Symbolbild. Foto: Unsplash

Hausarztpraxen sind bei der Bewältigung der Pandemie stark gefordert, für den Mehraufwand durch Omikron hat ihr regionaler Berufsverband nun „einen finanziellen Ausgleich“ gefordert. Ist das berechtigt, wie sieht der Alltag vor Ort derzeit aus? Wir haben in einer Schildgener Hausarztpraxis nachgefragt – und sehr unterschiedliche Antworten erhalten.

Es ist 18 Uhr. Der letzte Patient verlässt die Gemeinschaftspraxis Schildgen. Dr. Christian Schulz erwarten jetzt noch etwa zwei Stunden Arbeit am Computer. Er wirkt trotzdem entspannt: „Omikron bereitet mir persönlich nicht mehr Aufwand als Corona insgesamt.“

Natürlich rufen immer mehr Patient:innen mit einem positiven Testergebnis an. Doch die darf er telefonisch beraten, Krankmeldungen per Post zustellen. Forderungen nach höheren Honoraren für die hausärztlichen Leistungen kann er daher nicht nachvollziehen: „Wir kriegen meiner Meinung nach eine gute Bezahlung für die Impfungen, eine gute Entschädigung für die anfallenden Formalitäten. Noch mehr Geld zu erwarten, finde ich nicht gerechtfertigt.“

Zumindest nicht für die Hausärzt:innen selbst. Eine bessere Vergütung der „Leistungen der Praxisteams“, die der Verband ebenfalls fordert, unterstützt er dagegen – denn: Der Mehraufwand liege ganz klar auf den Schultern der Arzthelferinnen.

Immer mehr positive Fälle

Das bestätigt Mara Kramm, medizinische Fachangestellte in der Praxis, die Christian Schulz zusammen mit einer Kollegin führt. Ihr Job habe sich mit Beginn der Pandemie komplett verändert – und Omikron spitze das Ganze noch einmal zu. Das Telefon stehe nie still, das elektronische Postfach quille über.

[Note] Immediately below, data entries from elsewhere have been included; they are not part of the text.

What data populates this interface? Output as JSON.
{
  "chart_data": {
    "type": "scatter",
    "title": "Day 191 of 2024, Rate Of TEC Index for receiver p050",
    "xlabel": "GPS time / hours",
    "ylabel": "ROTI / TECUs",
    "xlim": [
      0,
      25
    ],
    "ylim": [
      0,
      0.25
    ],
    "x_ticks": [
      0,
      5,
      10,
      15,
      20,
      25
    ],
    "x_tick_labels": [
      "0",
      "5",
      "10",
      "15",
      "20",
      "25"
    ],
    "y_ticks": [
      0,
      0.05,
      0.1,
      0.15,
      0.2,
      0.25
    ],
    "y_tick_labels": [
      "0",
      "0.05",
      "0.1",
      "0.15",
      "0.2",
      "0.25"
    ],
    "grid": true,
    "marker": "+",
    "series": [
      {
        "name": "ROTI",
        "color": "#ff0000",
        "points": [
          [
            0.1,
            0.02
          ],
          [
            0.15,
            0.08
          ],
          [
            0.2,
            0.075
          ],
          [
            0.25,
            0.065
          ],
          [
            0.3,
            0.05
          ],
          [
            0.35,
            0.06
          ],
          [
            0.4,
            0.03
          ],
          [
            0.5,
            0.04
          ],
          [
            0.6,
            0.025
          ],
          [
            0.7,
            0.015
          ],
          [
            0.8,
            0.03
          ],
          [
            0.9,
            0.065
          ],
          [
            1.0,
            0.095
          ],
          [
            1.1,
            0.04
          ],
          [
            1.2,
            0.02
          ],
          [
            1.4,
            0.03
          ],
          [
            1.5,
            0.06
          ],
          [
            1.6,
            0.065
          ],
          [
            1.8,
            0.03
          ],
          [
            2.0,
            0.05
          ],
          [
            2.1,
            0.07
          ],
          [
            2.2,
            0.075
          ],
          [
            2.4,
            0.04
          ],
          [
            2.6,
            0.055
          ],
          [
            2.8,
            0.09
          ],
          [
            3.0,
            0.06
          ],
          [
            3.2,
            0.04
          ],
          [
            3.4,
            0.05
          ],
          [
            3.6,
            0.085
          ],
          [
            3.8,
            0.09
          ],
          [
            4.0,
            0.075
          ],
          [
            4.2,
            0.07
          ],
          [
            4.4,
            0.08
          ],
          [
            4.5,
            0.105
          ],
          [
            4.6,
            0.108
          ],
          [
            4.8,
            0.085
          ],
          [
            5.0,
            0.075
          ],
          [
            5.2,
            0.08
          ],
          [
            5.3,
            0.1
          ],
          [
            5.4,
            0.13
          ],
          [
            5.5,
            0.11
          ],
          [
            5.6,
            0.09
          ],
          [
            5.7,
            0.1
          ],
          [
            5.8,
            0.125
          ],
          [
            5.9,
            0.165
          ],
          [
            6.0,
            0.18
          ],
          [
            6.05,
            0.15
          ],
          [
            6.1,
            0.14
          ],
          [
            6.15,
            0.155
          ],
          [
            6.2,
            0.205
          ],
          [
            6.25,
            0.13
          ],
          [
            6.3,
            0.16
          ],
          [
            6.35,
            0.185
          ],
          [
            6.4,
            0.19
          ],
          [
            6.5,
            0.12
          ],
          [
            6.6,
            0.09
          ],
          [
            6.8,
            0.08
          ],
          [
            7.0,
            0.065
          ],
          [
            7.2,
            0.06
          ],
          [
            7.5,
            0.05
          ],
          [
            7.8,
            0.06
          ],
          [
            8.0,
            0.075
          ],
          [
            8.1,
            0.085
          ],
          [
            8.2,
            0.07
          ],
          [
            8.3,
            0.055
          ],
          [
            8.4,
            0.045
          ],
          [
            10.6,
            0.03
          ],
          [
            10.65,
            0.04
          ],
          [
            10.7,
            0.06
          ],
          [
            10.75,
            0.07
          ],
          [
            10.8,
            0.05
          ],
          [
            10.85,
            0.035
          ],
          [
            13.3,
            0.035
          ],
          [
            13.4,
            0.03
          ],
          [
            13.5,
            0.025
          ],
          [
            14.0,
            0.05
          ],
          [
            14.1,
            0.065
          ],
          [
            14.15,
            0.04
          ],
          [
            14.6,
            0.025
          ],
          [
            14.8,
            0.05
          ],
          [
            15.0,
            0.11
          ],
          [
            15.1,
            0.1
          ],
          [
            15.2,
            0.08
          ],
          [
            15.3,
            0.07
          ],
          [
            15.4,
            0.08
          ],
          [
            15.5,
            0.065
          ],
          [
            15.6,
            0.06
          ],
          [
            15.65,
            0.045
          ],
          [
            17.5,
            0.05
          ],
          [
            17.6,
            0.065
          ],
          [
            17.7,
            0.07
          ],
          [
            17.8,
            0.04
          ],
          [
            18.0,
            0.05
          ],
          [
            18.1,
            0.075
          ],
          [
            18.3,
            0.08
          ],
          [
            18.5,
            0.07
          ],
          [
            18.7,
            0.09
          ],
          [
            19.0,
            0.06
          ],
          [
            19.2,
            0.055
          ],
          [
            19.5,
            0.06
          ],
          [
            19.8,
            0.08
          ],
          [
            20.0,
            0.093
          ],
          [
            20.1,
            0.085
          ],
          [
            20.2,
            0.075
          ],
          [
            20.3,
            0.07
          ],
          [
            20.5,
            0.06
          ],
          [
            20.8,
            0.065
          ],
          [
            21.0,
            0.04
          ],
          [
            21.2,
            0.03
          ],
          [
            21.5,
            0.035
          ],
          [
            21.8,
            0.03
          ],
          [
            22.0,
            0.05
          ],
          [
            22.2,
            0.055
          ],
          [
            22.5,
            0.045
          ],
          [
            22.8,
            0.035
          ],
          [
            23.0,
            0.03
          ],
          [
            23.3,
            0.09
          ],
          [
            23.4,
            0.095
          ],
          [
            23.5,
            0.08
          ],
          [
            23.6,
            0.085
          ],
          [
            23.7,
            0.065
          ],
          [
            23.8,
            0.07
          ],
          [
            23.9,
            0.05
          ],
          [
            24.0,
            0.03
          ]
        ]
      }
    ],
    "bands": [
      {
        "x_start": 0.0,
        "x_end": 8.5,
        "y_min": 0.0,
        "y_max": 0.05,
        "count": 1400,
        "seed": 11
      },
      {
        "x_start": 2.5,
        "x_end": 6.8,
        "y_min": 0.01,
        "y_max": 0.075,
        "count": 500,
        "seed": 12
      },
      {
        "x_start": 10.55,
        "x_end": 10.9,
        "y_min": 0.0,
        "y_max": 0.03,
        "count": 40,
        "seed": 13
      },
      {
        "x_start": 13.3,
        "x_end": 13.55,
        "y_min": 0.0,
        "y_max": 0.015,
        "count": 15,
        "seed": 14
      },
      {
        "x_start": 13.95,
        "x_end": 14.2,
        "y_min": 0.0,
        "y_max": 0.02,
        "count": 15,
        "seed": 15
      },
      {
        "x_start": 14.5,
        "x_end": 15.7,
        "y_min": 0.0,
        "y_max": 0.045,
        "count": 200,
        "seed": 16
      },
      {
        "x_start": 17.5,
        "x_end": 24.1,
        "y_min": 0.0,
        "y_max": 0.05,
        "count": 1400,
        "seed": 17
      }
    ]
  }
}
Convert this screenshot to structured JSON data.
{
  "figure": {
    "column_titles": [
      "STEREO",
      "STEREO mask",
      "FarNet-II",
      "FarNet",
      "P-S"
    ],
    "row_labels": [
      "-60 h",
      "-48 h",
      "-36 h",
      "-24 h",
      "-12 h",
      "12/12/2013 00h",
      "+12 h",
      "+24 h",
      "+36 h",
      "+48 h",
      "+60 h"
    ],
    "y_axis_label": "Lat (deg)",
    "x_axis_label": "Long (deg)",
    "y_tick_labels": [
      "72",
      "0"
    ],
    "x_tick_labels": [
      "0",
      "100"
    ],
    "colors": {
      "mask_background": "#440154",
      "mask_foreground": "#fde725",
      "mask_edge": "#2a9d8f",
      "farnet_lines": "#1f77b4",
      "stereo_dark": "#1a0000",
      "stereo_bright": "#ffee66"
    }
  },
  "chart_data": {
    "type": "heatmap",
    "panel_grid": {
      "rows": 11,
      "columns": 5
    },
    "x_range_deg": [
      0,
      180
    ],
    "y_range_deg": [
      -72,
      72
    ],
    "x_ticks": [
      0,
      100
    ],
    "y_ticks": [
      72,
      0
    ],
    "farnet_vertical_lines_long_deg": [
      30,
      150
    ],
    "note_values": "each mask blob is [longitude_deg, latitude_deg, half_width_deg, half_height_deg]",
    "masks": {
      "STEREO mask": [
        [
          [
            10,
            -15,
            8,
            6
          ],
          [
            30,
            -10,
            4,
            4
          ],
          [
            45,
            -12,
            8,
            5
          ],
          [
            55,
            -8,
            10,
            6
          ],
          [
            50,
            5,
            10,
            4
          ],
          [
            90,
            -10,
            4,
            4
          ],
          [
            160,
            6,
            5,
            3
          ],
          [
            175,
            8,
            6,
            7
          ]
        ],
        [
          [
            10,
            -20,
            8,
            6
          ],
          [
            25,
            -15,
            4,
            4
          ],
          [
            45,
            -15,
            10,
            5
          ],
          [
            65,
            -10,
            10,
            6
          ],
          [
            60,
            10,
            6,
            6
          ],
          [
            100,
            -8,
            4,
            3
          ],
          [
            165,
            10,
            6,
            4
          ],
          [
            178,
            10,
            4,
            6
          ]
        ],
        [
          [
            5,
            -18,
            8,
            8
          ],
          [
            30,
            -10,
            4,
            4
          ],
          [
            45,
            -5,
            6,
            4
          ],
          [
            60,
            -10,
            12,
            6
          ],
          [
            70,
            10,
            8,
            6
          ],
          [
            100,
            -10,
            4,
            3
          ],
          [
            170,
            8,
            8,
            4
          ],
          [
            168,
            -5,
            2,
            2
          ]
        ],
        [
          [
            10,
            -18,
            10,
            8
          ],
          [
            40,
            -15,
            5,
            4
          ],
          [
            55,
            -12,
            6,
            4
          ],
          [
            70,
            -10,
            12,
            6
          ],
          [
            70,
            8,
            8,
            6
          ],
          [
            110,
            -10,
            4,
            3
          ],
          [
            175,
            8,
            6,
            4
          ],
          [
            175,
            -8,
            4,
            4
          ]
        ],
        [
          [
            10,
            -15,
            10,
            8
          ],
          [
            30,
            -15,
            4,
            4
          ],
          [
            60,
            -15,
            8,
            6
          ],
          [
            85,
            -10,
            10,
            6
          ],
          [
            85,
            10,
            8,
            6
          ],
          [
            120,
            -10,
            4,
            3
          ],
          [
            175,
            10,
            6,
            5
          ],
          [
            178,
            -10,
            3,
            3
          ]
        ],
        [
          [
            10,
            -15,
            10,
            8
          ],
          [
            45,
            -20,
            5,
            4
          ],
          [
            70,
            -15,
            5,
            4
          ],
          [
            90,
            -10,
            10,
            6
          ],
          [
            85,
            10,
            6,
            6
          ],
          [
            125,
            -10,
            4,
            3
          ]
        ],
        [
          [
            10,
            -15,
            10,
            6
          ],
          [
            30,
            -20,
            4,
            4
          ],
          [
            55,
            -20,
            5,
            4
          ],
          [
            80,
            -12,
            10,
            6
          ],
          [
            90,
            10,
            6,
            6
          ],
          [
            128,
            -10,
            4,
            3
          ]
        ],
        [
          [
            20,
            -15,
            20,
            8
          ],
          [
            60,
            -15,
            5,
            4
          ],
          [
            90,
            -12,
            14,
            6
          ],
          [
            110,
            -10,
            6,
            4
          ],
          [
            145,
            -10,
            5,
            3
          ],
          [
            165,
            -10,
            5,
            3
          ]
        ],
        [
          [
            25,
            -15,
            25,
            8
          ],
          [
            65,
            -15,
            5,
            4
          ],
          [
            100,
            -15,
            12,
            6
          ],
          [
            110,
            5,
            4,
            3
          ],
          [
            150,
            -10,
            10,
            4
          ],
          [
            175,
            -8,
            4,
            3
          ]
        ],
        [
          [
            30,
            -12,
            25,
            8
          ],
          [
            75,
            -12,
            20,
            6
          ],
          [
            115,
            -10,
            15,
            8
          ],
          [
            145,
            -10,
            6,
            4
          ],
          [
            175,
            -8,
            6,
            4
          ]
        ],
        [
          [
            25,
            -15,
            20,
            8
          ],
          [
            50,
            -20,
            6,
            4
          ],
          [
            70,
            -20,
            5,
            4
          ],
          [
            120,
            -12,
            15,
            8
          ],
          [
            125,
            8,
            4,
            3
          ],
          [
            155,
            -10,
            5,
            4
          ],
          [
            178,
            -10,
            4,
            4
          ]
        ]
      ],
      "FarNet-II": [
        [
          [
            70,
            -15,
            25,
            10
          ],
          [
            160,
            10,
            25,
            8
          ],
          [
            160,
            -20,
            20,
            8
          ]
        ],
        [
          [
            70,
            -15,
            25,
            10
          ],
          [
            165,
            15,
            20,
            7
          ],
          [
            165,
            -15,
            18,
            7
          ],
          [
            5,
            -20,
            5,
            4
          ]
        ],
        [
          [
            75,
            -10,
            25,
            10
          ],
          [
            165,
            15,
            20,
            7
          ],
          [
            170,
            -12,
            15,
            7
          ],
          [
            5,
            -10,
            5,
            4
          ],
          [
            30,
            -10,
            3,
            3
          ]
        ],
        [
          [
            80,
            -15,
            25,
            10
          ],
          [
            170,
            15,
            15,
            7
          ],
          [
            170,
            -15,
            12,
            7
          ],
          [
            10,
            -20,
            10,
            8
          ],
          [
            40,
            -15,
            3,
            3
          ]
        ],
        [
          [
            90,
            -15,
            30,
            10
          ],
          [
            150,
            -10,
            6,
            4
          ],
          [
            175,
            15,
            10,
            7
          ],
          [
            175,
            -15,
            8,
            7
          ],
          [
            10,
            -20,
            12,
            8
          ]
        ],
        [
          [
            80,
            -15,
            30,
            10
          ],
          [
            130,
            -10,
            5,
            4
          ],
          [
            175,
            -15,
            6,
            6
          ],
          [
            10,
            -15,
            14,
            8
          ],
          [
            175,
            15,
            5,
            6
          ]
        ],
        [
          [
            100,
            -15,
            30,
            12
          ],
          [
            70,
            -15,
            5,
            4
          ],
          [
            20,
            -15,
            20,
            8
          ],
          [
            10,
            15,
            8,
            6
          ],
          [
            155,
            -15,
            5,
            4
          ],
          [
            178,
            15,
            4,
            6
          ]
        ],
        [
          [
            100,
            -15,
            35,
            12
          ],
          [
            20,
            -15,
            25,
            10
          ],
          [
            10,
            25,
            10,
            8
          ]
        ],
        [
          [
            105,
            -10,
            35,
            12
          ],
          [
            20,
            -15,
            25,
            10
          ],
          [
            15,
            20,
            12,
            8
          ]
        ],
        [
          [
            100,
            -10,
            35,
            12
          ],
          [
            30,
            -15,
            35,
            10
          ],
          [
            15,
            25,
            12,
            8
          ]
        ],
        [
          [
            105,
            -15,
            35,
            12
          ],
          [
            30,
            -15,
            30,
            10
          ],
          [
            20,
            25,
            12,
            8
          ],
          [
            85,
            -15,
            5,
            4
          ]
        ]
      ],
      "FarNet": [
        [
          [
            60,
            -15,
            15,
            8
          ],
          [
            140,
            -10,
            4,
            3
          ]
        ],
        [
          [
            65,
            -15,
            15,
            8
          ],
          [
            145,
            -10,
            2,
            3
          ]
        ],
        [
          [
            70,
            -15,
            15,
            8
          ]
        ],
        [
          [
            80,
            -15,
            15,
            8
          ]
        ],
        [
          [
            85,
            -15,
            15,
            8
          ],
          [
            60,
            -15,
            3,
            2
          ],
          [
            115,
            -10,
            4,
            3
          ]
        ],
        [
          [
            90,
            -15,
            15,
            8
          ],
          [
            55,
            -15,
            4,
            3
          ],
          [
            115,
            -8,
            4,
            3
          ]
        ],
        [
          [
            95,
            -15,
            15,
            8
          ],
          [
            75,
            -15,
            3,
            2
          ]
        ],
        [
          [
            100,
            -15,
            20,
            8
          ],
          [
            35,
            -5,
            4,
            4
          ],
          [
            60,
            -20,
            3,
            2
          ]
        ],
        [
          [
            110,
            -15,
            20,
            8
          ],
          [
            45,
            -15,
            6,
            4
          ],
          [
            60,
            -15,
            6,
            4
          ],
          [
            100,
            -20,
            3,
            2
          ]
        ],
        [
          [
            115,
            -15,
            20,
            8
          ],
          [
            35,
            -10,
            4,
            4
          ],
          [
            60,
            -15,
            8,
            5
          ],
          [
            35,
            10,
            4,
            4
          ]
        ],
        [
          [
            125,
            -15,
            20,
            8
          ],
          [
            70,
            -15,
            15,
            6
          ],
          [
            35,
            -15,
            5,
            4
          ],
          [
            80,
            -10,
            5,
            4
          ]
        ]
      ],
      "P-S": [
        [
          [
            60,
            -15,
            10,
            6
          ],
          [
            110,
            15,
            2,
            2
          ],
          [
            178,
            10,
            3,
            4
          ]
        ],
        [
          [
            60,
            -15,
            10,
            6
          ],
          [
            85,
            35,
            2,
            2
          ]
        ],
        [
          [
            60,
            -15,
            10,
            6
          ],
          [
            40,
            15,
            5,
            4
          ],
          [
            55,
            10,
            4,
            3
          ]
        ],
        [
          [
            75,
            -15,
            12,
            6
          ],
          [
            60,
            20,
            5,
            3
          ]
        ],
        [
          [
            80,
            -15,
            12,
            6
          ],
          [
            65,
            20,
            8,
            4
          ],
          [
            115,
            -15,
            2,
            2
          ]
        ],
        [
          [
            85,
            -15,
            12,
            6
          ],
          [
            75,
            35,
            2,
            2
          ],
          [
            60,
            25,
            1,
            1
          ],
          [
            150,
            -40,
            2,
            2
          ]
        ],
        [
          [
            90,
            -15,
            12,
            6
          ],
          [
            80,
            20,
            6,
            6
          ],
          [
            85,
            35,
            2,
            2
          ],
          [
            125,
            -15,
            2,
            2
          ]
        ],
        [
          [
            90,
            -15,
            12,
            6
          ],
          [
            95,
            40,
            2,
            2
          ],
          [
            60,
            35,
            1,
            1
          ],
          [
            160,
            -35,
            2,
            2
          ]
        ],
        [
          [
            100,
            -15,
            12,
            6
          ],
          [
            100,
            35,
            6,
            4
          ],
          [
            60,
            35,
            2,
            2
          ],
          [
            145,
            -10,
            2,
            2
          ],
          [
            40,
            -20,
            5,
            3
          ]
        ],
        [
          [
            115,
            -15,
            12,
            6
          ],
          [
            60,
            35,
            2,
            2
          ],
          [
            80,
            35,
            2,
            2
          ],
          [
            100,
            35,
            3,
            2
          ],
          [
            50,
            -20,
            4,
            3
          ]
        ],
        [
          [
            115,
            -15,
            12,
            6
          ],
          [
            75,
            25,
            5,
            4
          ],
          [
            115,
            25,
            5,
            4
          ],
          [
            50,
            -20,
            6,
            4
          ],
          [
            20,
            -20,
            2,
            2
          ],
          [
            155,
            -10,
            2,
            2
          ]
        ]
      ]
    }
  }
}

Erkältungen, die früher einfach zu Hause auskuriert wurden, sind heute Anlass, den Arzt zu kontaktieren. Zu groß ist die Unsicherheit.

Seit etwa vier Wochen häufen sich die Anrufe von Patient:innen mit einem positiven Test. Was für den Arzt nur eine telefonische Beratung bedeutet, heißt für sie und ihre Kolleginnen eine ganze Menge mehr – vom ständig klingelnden Telefon über die Ausstellung und Versendung von Krankmeldungen bis hin zur äußerst aufwendigen Überweisung zum PCR-Test:

„Es kostet mich ungefähr fünf Minuten, eine Überweisung auszustellen. Dann versuchen wir, das Papier ans Labor zu faxen. Im Moment kommen wir damit fast nie durch, weil das Labor total überlastet ist. Das heißt, wir bestellen die Patienten hierhin. Sie müssen dann dreimal klingeln, und wir bringen ihnen die Überweisung raus.“

Es gebe auch immer wieder Menschen, die unbedarft in die Praxis kämen und an der Rezeption erzählten, dass sie einen positiven Test gemacht hätten. Oder dass sie typische Symptome hätten.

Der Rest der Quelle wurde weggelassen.